DIVERSIDADE CULTURAL OU DESIGUALDADE SOCIAL?

Navegando pelo facebook, encontrei esse link mostrando a reação de crianças ao verem um homem branco pela primeira vez:

Não resisti a escrever sobre isso...

No link, você verá escrito sobre o vídeo abaixo: "Muitas vezes ficamos tão isolados em nossas bolhas, que esquecemos que no mundo ainda há muita desigualdade para ser superada".



Não quero ser interpretada como alguém que distorce as ideias do autor, então, já advirto que escrevo expondo minhas reflexões a partir do que eu li, do que eu vejo de comentários para esse tipo de texto e, principalmente, da expressão "desigualdade a ser superada". 
Quantas pessoas não viram esse vídeo e pensaram: "Coitadinhas dessas crianças... desconhecem o mundo além da sua tribo".

Sinceramente, prefiro ficar com a riqueza do olhar dessas crianças descobrindo a DIVERSIDADE, olhando pra esse cara quase cor-de-rosa e vendo ali uma PESSOA a ser descoberta.

Ainda me lembro do meu avô italiano contando sobre o dia em que viu um negro pela primeira vez assim que chegou ao Brasil... Não lembro mais como ele disse, mas a imagem em minha memória é rica e tão repleta de curiosidade quanto a reação dos meninos do vídeo:

"achei que estava sujo de "borralho" o bambino!!!" - vô Pierino Muglia, com seus 10 anos.

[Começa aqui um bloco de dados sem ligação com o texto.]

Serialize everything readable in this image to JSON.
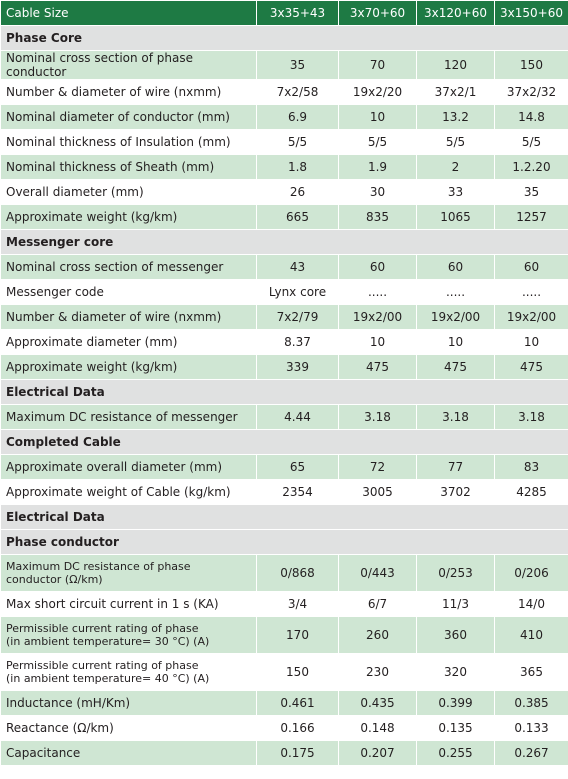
{
  "header": {
    "label": "Cable Size",
    "columns": [
      "3x35+43",
      "3x70+60",
      "3x120+60",
      "3x150+60"
    ]
  },
  "rows": [
    {
      "type": "section",
      "label": "Phase Core"
    },
    {
      "type": "row",
      "shade": "g",
      "label": "Nominal cross section of phase conductor",
      "values": [
        "35",
        "70",
        "120",
        "150"
      ]
    },
    {
      "type": "row",
      "shade": "w",
      "label": "Number & diameter of wire (nxmm)",
      "values": [
        "7x2/58",
        "19x2/20",
        "37x2/1",
        "37x2/32"
      ]
    },
    {
      "type": "row",
      "shade": "g",
      "label": "Nominal diameter of conductor (mm)",
      "values": [
        "6.9",
        "10",
        "13.2",
        "14.8"
      ]
    },
    {
      "type": "row",
      "shade": "w",
      "label": "Nominal thickness of Insulation (mm)",
      "values": [
        "5/5",
        "5/5",
        "5/5",
        "5/5"
      ]
    },
    {
      "type": "row",
      "shade": "g",
      "label": "Nominal thickness of Sheath (mm)",
      "values": [
        "1.8",
        "1.9",
        "2",
        "1.2.20"
      ]
    },
    {
      "type": "row",
      "shade": "w",
      "label": "Overall diameter (mm)",
      "values": [
        "26",
        "30",
        "33",
        "35"
      ]
    },
    {
      "type": "row",
      "shade": "g",
      "label": "Approximate weight (kg/km)",
      "values": [
        "665",
        "835",
        "1065",
        "1257"
      ]
    },
    {
      "type": "section",
      "label": "Messenger core"
    },
    {
      "type": "row",
      "shade": "g",
      "label": "Nominal cross section of messenger",
      "values": [
        "43",
        "60",
        "60",
        "60"
      ]
    },
    {
      "type": "row",
      "shade": "w",
      "label": "Messenger code",
      "values": [
        "Lynx core",
        ".....",
        ".....",
        "....."
      ]
    },
    {
      "type": "row",
      "shade": "g",
      "label": "Number & diameter of wire (nxmm)",
      "values": [
        "7x2/79",
        "19x2/00",
        "19x2/00",
        "19x2/00"
      ]
    },
    {
      "type": "row",
      "shade": "w",
      "label": "Approximate diameter (mm)",
      "values": [
        "8.37",
        "10",
        "10",
        "10"
      ]
    },
    {
      "type": "row",
      "shade": "g",
      "label": "Approximate weight (kg/km)",
      "values": [
        "339",
        "475",
        "475",
        "475"
      ]
    },
    {
      "type": "section",
      "label": "Electrical Data"
    },
    {
      "type": "row",
      "shade": "g",
      "label": "Maximum DC resistance of messenger",
      "values": [
        "4.44",
        "3.18",
        "3.18",
        "3.18"
      ]
    },
    {
      "type": "section",
      "label": "Completed Cable"
    },
    {
      "type": "row",
      "shade": "g",
      "label": "Approximate overall diameter (mm)",
      "values": [
        "65",
        "72",
        "77",
        "83"
      ]
    },
    {
      "type": "row",
      "shade": "w",
      "label": "Approximate weight of Cable (kg/km)",
      "values": [
        "2354",
        "3005",
        "3702",
        "4285"
      ]
    },
    {
      "type": "section",
      "label": "Electrical Data"
    },
    {
      "type": "section",
      "label": "Phase conductor"
    },
    {
      "type": "row",
      "shade": "g",
      "tall": true,
      "label": [
        "Maximum DC resistance of phase",
        "conductor (Ω/km)"
      ],
      "values": [
        "0/868",
        "0/443",
        "0/253",
        "0/206"
      ]
    },
    {
      "type": "row",
      "shade": "w",
      "label": "Max short circuit current in 1 s (KA)",
      "values": [
        "3/4",
        "6/7",
        "11/3",
        "14/0"
      ]
    },
    {
      "type": "row",
      "shade": "g",
      "tall": true,
      "label": [
        "Permissible current rating of phase",
        "(in ambient temperature= 30 °C) (A)"
      ],
      "values": [
        "170",
        "260",
        "360",
        "410"
      ]
    },
    {
      "type": "row",
      "shade": "w",
      "tall": true,
      "label": [
        "Permissible current rating of phase",
        "(in ambient temperature= 40 °C) (A)"
      ],
      "values": [
        "150",
        "230",
        "320",
        "365"
      ]
    },
    {
      "type": "row",
      "shade": "g",
      "label": "Inductance (mH/Km)",
      "values": [
        "0.461",
        "0.435",
        "0.399",
        "0.385"
      ]
    },
    {
      "type": "row",
      "shade": "w",
      "label": "Reactance (Ω/km)",
      "values": [
        "0.166",
        "0.148",
        "0.135",
        "0.133"
      ]
    },
    {
      "type": "row",
      "shade": "g",
      "label": "Capacitance",
      "values": [
        "0.175",
        "0.207",
        "0.255",
        "0.267"
      ]
    }
  ]
}
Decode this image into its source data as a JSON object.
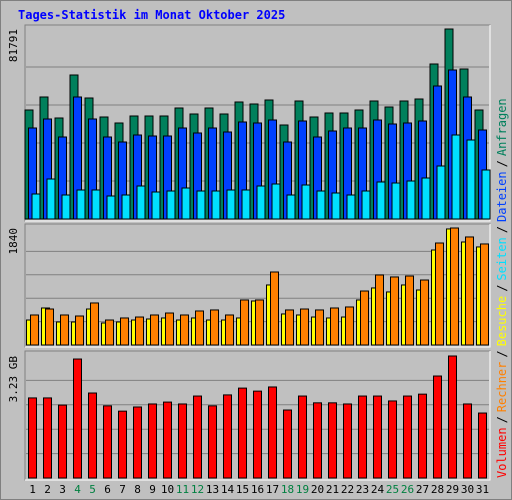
{
  "title": "Tages-Statistik im Monat Oktober 2025",
  "legend_separator": "/",
  "chart_data": [
    {
      "type": "bar",
      "ylim": [
        0,
        81791
      ],
      "yticks": [
        81791
      ],
      "series": [
        {
          "name": "Anfragen",
          "color": "#00805c",
          "values": [
            46925,
            52521,
            43481,
            61992,
            52091,
            43911,
            41328,
            44342,
            44342,
            44342,
            47786,
            45203,
            47786,
            45203,
            50369,
            49508,
            51230,
            40467,
            50799,
            43911,
            45633,
            45633,
            46925,
            50799,
            48216,
            50799,
            51660,
            66728,
            81791,
            64575,
            46925
          ]
        },
        {
          "name": "Dateien",
          "color": "#0040ff",
          "values": [
            39176,
            43050,
            35301,
            52521,
            43050,
            35301,
            33149,
            36162,
            35732,
            35732,
            39176,
            37023,
            39176,
            37454,
            41759,
            41328,
            42620,
            33149,
            42189,
            35301,
            37884,
            39176,
            39176,
            42620,
            40898,
            41328,
            42189,
            57257,
            64145,
            52521,
            38315
          ]
        },
        {
          "name": "Seiten",
          "color": "#00e0ff",
          "values": [
            10763,
            17220,
            10332,
            12485,
            12485,
            9902,
            10332,
            14207,
            11624,
            12054,
            13346,
            12054,
            12054,
            12485,
            12485,
            14207,
            15068,
            10332,
            14637,
            12054,
            11193,
            10332,
            12054,
            15929,
            15498,
            16359,
            17651,
            22817,
            36162,
            34010,
            21095
          ]
        }
      ]
    },
    {
      "type": "bar",
      "ylim": [
        0,
        1840
      ],
      "yticks": [
        1840
      ],
      "series": [
        {
          "name": "Besuche",
          "color": "#ffff00",
          "values": [
            393,
            582,
            362,
            362,
            566,
            346,
            362,
            393,
            409,
            425,
            393,
            425,
            393,
            393,
            425,
            692,
            944,
            488,
            472,
            440,
            425,
            440,
            708,
            897,
            834,
            944,
            865,
            1494,
            1825,
            1620,
            1542
          ]
        },
        {
          "name": "Rechner",
          "color": "#ff8000",
          "values": [
            472,
            566,
            472,
            456,
            661,
            393,
            425,
            440,
            472,
            503,
            472,
            535,
            551,
            472,
            708,
            708,
            1148,
            551,
            566,
            551,
            582,
            598,
            849,
            1101,
            1070,
            1085,
            1022,
            1604,
            1840,
            1699,
            1589
          ]
        }
      ]
    },
    {
      "type": "bar",
      "ylim": [
        0,
        3.23
      ],
      "yticks": [
        {
          "value": 3.23,
          "label": "3.23 GB"
        }
      ],
      "categories": [
        "1",
        "2",
        "3",
        "4",
        "5",
        "6",
        "7",
        "8",
        "9",
        "10",
        "11",
        "12",
        "13",
        "14",
        "15",
        "16",
        "17",
        "18",
        "19",
        "20",
        "21",
        "22",
        "23",
        "24",
        "25",
        "26",
        "27",
        "28",
        "29",
        "30",
        "31"
      ],
      "category_colors": [
        "#000000",
        "#000000",
        "#000000",
        "#008040",
        "#008040",
        "#000000",
        "#000000",
        "#000000",
        "#000000",
        "#000000",
        "#008040",
        "#008040",
        "#000000",
        "#000000",
        "#000000",
        "#000000",
        "#000000",
        "#008040",
        "#008040",
        "#000000",
        "#000000",
        "#000000",
        "#000000",
        "#000000",
        "#008040",
        "#008040",
        "#000000",
        "#000000",
        "#000000",
        "#000000",
        "#000000"
      ],
      "series": [
        {
          "name": "Volumen",
          "color": "#ff0000",
          "values": [
            2.12,
            2.12,
            1.93,
            3.15,
            2.25,
            1.91,
            1.77,
            1.88,
            1.96,
            2.01,
            1.96,
            2.17,
            1.91,
            2.2,
            2.38,
            2.3,
            2.41,
            1.8,
            2.17,
            1.99,
            1.99,
            1.96,
            2.17,
            2.17,
            2.04,
            2.17,
            2.22,
            2.7,
            3.23,
            1.96,
            1.72
          ]
        }
      ]
    }
  ]
}
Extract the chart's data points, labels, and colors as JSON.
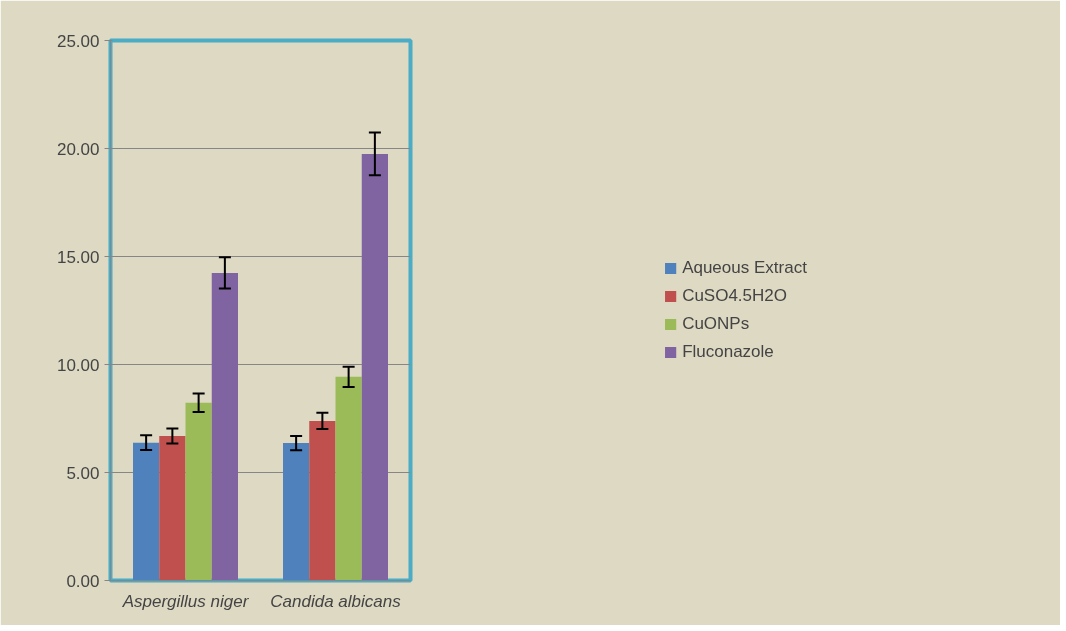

Vemos muitas (não generalizando) crianças negras sendo criadas e preparadas para um mundo em que serão vítimas de pré-conceitos e discriminações. Essas crianças constroem suas identidades já como oprimidas e vitimizadas, criando em si uma força de defesa e/ou de militância pré-disposta a derrotar os senhores brancos, ao invés de defenderem a ESPÉCIE HUMANA, as CULTURAS HUMANAS, as DIVERSIDADES HUMANAS.

Criar os filhos valorizando seus olhares sensíveis às diversidades humanas em detrimento das desigualdades, não é criá-los para uma visão romântica de mundo, mas para conseguirem olhar para o mundo e ver que não há só o feio, que não há só o sofrimento, que não há só vítimas e criminosos, oprimidos e opressores.

Iniciar os filhos levando-os para a “floresta” a fim de que eles conheçam o mundo e se sintam seguros nele, apesar de todos os perigos, é também ensiná-los que atacar nem sempre é a melhor defesa.

Levar as crianças para a “floresta” e deixá-las descobrir que, sim, é lindo que haja PESSOAS das mais diversas cores e credos e que o amor acontece entre pessoas (não somente entre homens e mulheres) vai prepará-las para olhar as desigualdades sem se colocarem como vítimas de outras culturas ou de um “sistema”, vai prepará-las para olhar as cores do mundo e ter a certeza de que as desigualdades não tem sentido em sua própria existência.
Aí, sim, a luta terá base e força para tentar mudar algo e as injustiças sociais sofridas pelas “minorias”, que nem sempre são minorias, não é, mesmo?

PENSO QUE SÓ DIMINUÍMOS AS DESIGUALDADES SOCIAIS ASSUMINDO UMA POSTURA DE VALORIZAÇÃO DA NOSSA DIVERSIDADE HUMANA/CULTURAL!!!

Apesar de serem lamentáveis as desigualdades, que consigamos parar de lamentá-las para focarmos em nossas humanidades e às suas inerentes diversidades!!!!